C. A. Bayer Baumwollspinnerei, 2000 Spindeln mit 25 Pferde-, Dampf- und Wasserkraft. Bezug von Chemnitz 1200 Ctr. (Zentner) Güter, Lieferung nach Chemnitz 1000 Ctr., Verbrauch an Kohlen 500 Ctr.

Im Orte selbst wird viel Oeconomie betrieben.

 

Im Vergleich dazu Burkhardtsdorf:

2701 Einwohner

Baumwollspinnerei von Ernst Schindler, Baumwollspinnerei und Müllerei von E. Ahner, desgl. von Pöschmann, zusammen 10000 Spindeln mit 50 Pferde-Dampf und 70 Pferde-Wasserkraft.
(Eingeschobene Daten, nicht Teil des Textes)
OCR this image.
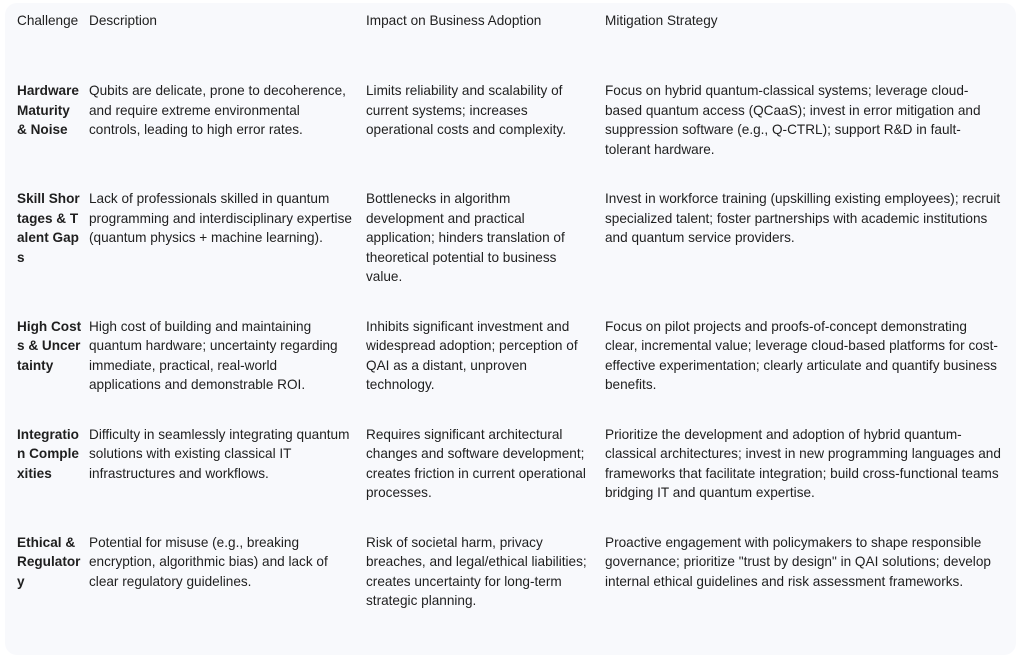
Challenge	Description	Impact on Business Adoption	Mitigation Strategy
Hardware Maturity & Noise	Qubits are delicate, prone to decoherence, and require extreme environmental controls, leading to high error rates.	Limits reliability and scalability of current systems; increases operational costs and complexity.	Focus on hybrid quantum-classical systems; leverage cloud-based quantum access (QCaaS); invest in error mitigation and suppression software (e.g., Q-CTRL); support R&D in fault-tolerant hardware.
Skill Shortages & Talent Gaps	Lack of professionals skilled in quantum programming and interdisciplinary expertise (quantum physics + machine learning).	Bottlenecks in algorithm development and practical application; hinders translation of theoretical potential to business value.	Invest in workforce training (upskilling existing employees); recruit specialized talent; foster partnerships with academic institutions and quantum service providers.
High Costs & Uncertainty	High cost of building and maintaining quantum hardware; uncertainty regarding immediate, practical, real-world applications and demonstrable ROI.	Inhibits significant investment and widespread adoption; perception of QAI as a distant, unproven technology.	Focus on pilot projects and proofs-of-concept demonstrating clear, incremental value; leverage cloud-based platforms for cost-effective experimentation; clearly articulate and quantify business benefits.
Integration Complexities	Difficulty in seamlessly integrating quantum solutions with existing classical IT infrastructures and workflows.	Requires significant architectural changes and software development; creates friction in current operational processes.	Prioritize the development and adoption of hybrid quantum-classical architectures; invest in new programming languages and frameworks that facilitate integration; build cross-functional teams bridging IT and quantum expertise.
Ethical & Regulatory	Potential for misuse (e.g., breaking encryption, algorithmic bias) and lack of clear regulatory guidelines.	Risk of societal harm, privacy breaches, and legal/ethical liabilities; creates uncertainty for long-term strategic planning.	Proactive engagement with policymakers to shape responsible governance; prioritize "trust by design" in QAI solutions; develop internal ethical guidelines and risk assessment frameworks.
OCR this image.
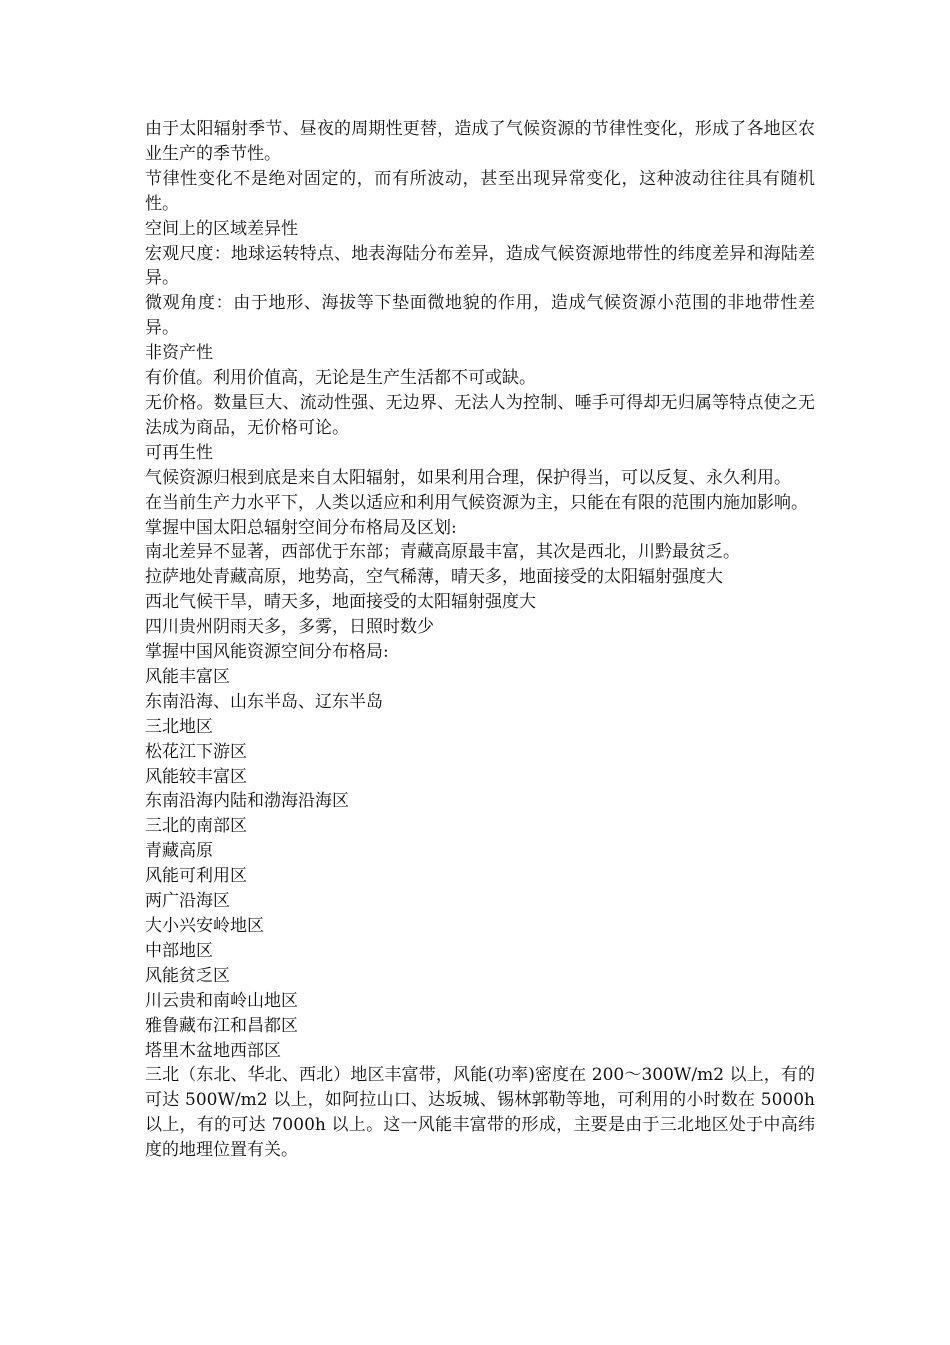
由于太阳辐射季节、昼夜的周期性更替，造成了气候资源的节律性变化，形成了各地区农业生产的季节性。

节律性变化不是绝对固定的，而有所波动，甚至出现异常变化，这种波动往往具有随机性。

空间上的区域差异性

宏观尺度：地球运转特点、地表海陆分布差异，造成气候资源地带性的纬度差异和海陆差异。

微观角度：由于地形、海拔等下垫面微地貌的作用，造成气候资源小范围的非地带性差异。

非资产性

有价值。利用价值高，无论是生产生活都不可或缺。

无价格。数量巨大、流动性强、无边界、无法人为控制、唾手可得却无归属等特点使之无法成为商品，无价格可论。

可再生性

气候资源归根到底是来自太阳辐射，如果利用合理，保护得当，可以反复、永久利用。

在当前生产力水平下，人类以适应和利用气候资源为主，只能在有限的范围内施加影响。

掌握中国太阳总辐射空间分布格局及区划:

南北差异不显著，西部优于东部；青藏高原最丰富，其次是西北，川黔最贫乏。

拉萨地处青藏高原，地势高，空气稀薄，晴天多，地面接受的太阳辐射强度大

西北气候干旱，晴天多，地面接受的太阳辐射强度大

四川贵州阴雨天多，多雾，日照时数少

掌握中国风能资源空间分布格局:

风能丰富区

东南沿海、山东半岛、辽东半岛

三北地区

松花江下游区

风能较丰富区

东南沿海内陆和渤海沿海区

三北的南部区

青藏高原

风能可利用区

两广沿海区

大小兴安岭地区

中部地区

风能贫乏区

川云贵和南岭山地区

雅鲁藏布江和昌都区

塔里木盆地西部区

三北（东北、华北、西北）地区丰富带，风能(功率)密度在 200～300W/m2 以上，有的可达 500W/m2 以上，如阿拉山口、达坂城、锡林郭勒等地，可利用的小时数在 5000h 以上，有的可达 7000h 以上。这一风能丰富带的形成，主要是由于三北地区处于中高纬度的地理位置有关。
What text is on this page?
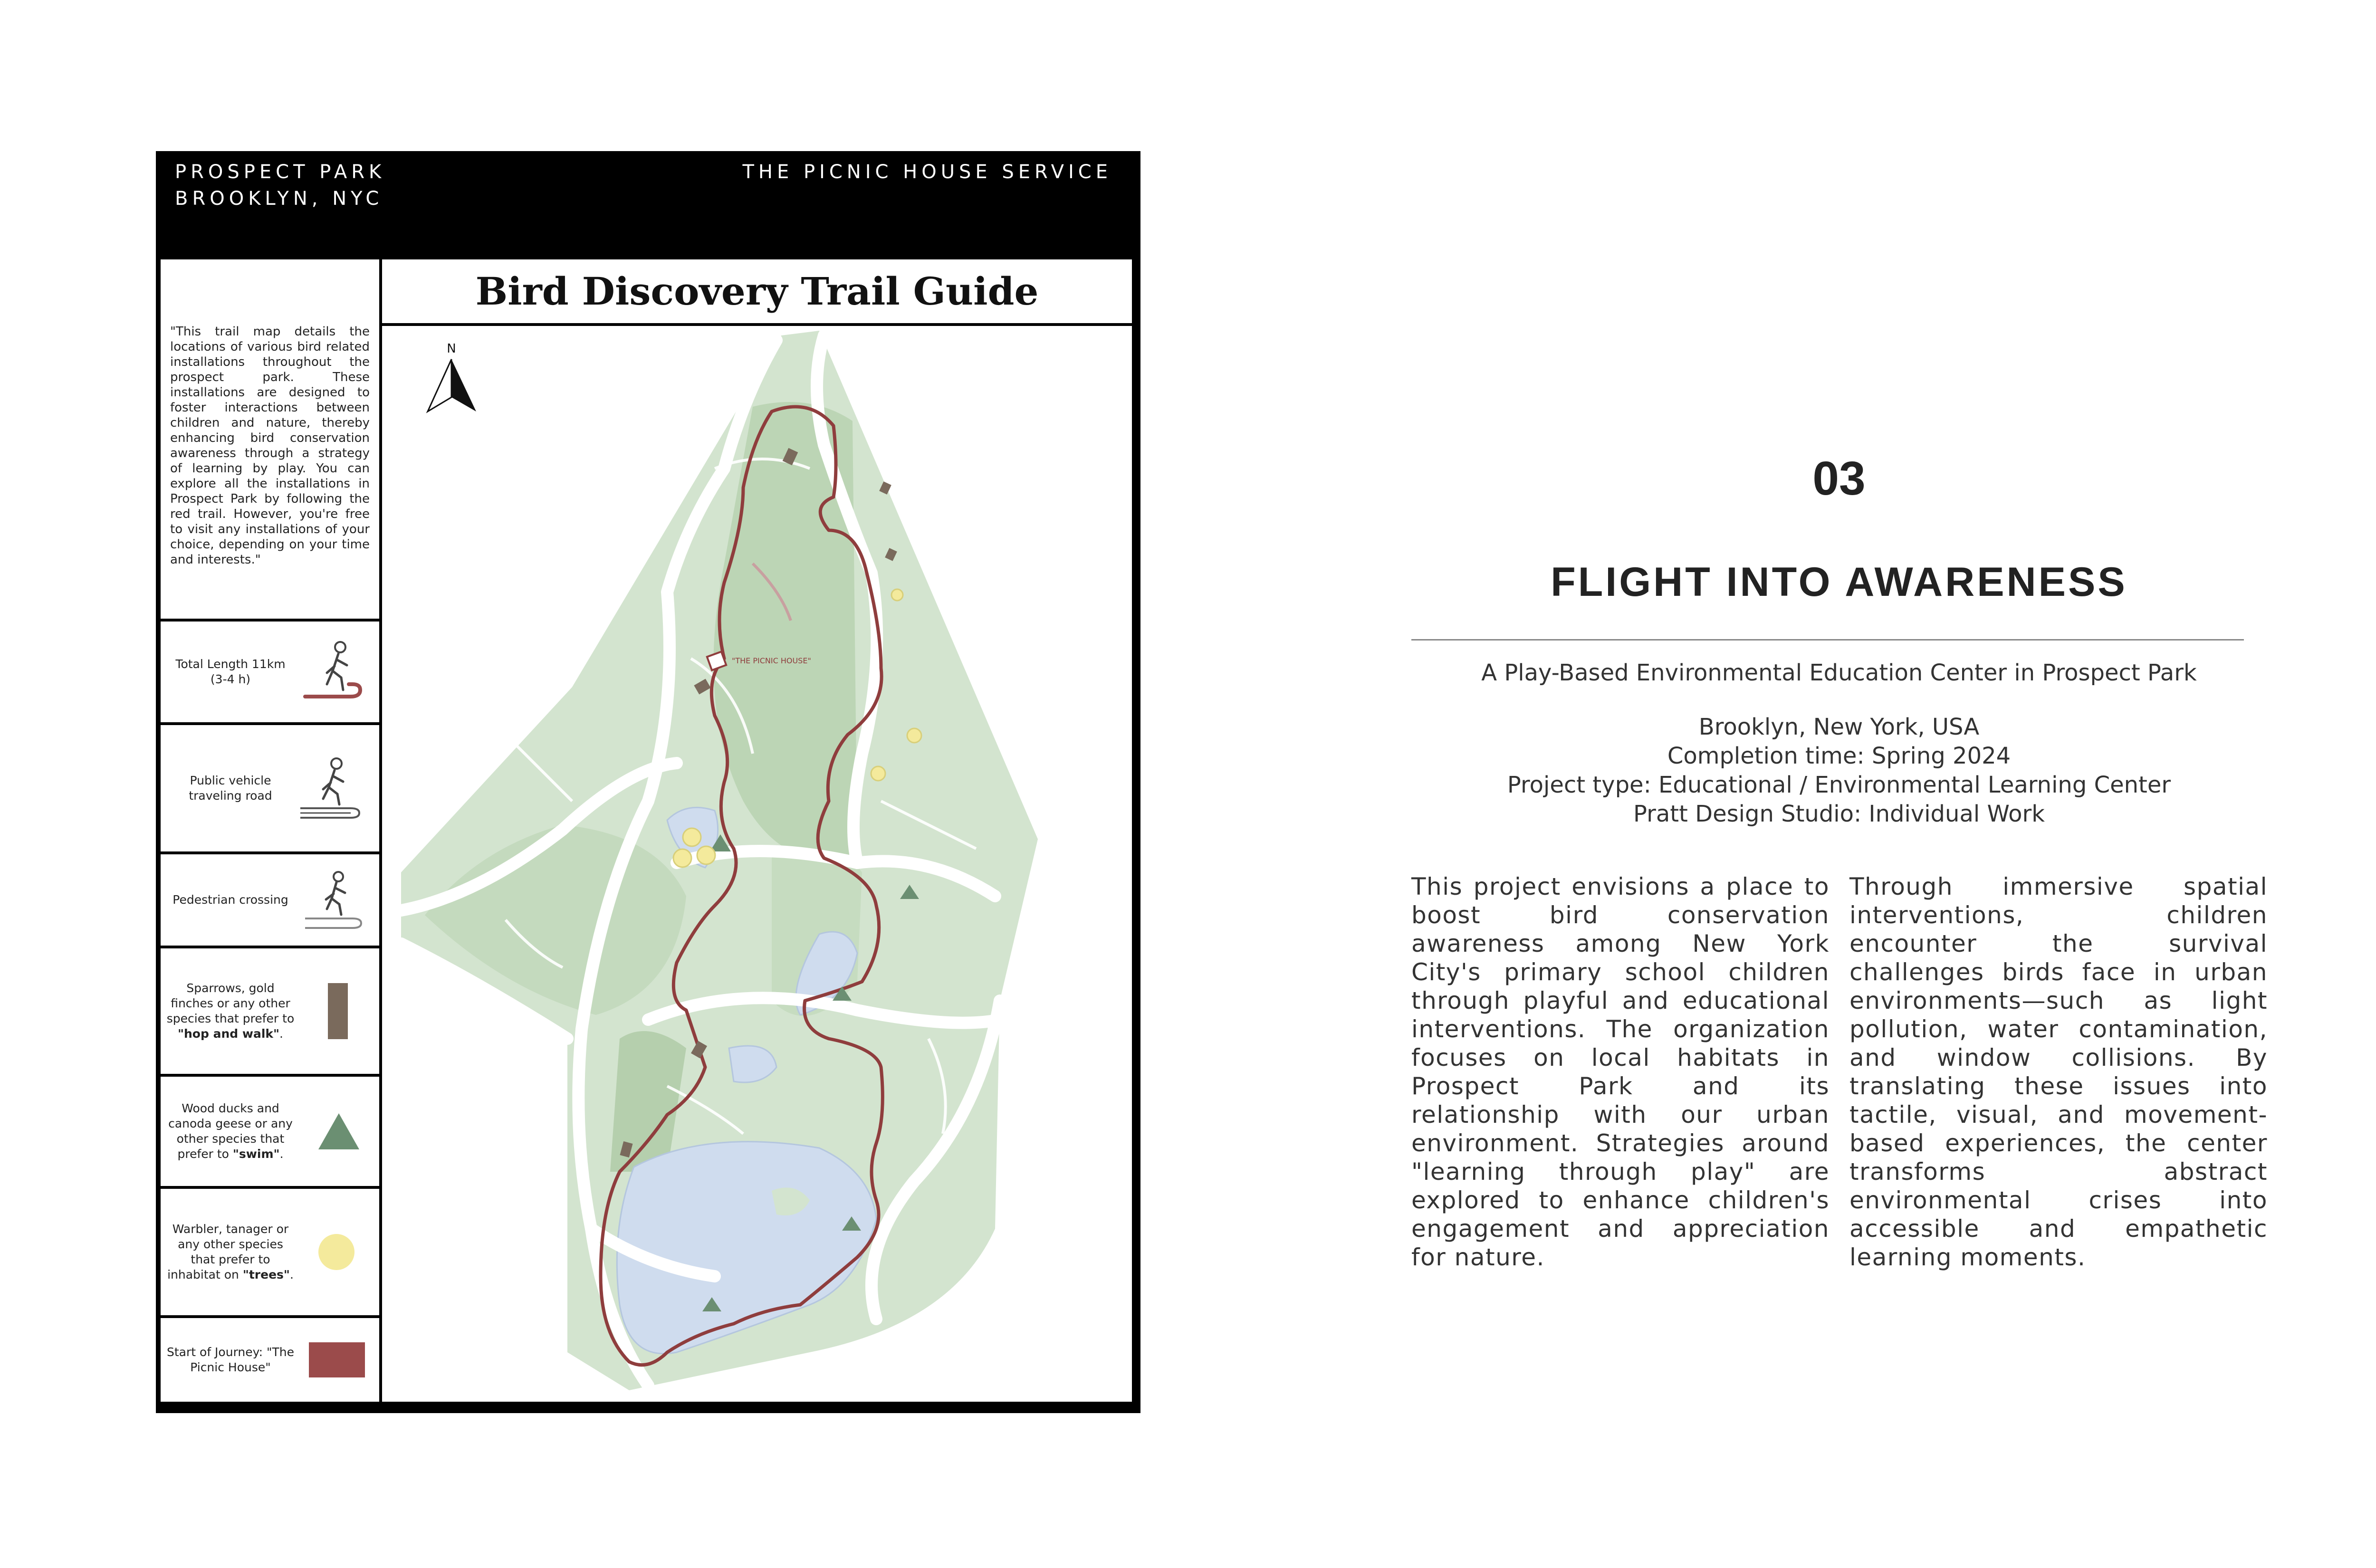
PROSPECT PARK
BROOKLYN, NYC
THE PICNIC HOUSE SERVICE
"This trail map details the locations of various bird related installations throughout the prospect park. These installations are designed to foster interactions between children and nature, thereby enhancing bird conservation awareness through a strategy of learning by play. You can explore all the installations in Prospect Park by following the red trail. However, you're free to visit any installations of your choice, depending on your time and interests."
Total Length 11km (3-4 h)
Public vehicle traveling road
Pedestrian crossing
Sparrows, gold finches or any other species that prefer to "hop and walk".
Wood ducks and canoda geese or any other species that prefer to "swim".
Warbler, tanager or any other species that prefer to inhabitat on "trees".
Start of Journey: "The Picnic House"
Bird Discovery Trail Guide
"THE PICNIC HOUSE"
N
03
FLIGHT INTO AWARENESS
A Play-Based Environmental Education Center in Prospect Park
Brooklyn, New York, USA
Completion time: Spring 2024
Project type: Educational / Environmental Learning Center
Pratt Design Studio: Individual Work
This project envisions a place to boost bird conservation awareness among New York City's primary school children through playful and educational interventions. The organization focuses on local habitats in Prospect Park and its relationship with our urban environment. Strategies around "learning through play" are explored to enhance children's engagement and appreciation for nature.
Through immersive spatial interventions, children encounter the survival challenges birds face in urban environments—such as light pollution, water contamination, and window collisions. By translating these issues into tactile, visual, and movement-based experiences, the center transforms abstract environmental crises into accessible and empathetic learning moments.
Bezug von Chemnitz 26000 Ctr. Güter, Lieferung nach Chemnitz 13100 Ctr.; Verbrauch an Kohlen 15000 Ctr. In diesem Orte gibt es noch Müllerei und Bäckerei von Siegert & Sohn, große Bäckerei von Rudolph, Colonialwarenhandlung von Schüppel, Lohgerberei von Arnold, Fleischerei von Gerber; Letzterer bezieht jährlich circa 250 Stück Vieh aus Hof und von den vogtländischen Märkten, Klempnerei von Ficker, Ziegelei von Köller, Holzhandel von Forstmann; Bezug von Hölzern aus dem Vogtlande.

 

Damit stand fest: Kemtau erhält keine Haltestelle. Überall gab es deutlich mehr Betriebe. 1870 ersuchten die Gemeinderäte von Eibenberg und Kemtau nochmals gemeinschaftlich die „Erlangung eines Anhaltepunkts". Doch im Mai zerschlug sich dieses Vorhaben. Auch ein weiterer Versuch 1872 scheiterte.


Schließlich genehmigte am 21.4.1868 die Zweite Kammer des Sächsischen Landtages die Chemnitz-Aue-Adorf Linie. Aber es fehlten die Finanzen. Die Banken nahmen Abstand, weil dieses Projekt zu aufwendig und kostspielig sei. Der Kostenvoranschlag belief sich auf 8.180.480.- M. 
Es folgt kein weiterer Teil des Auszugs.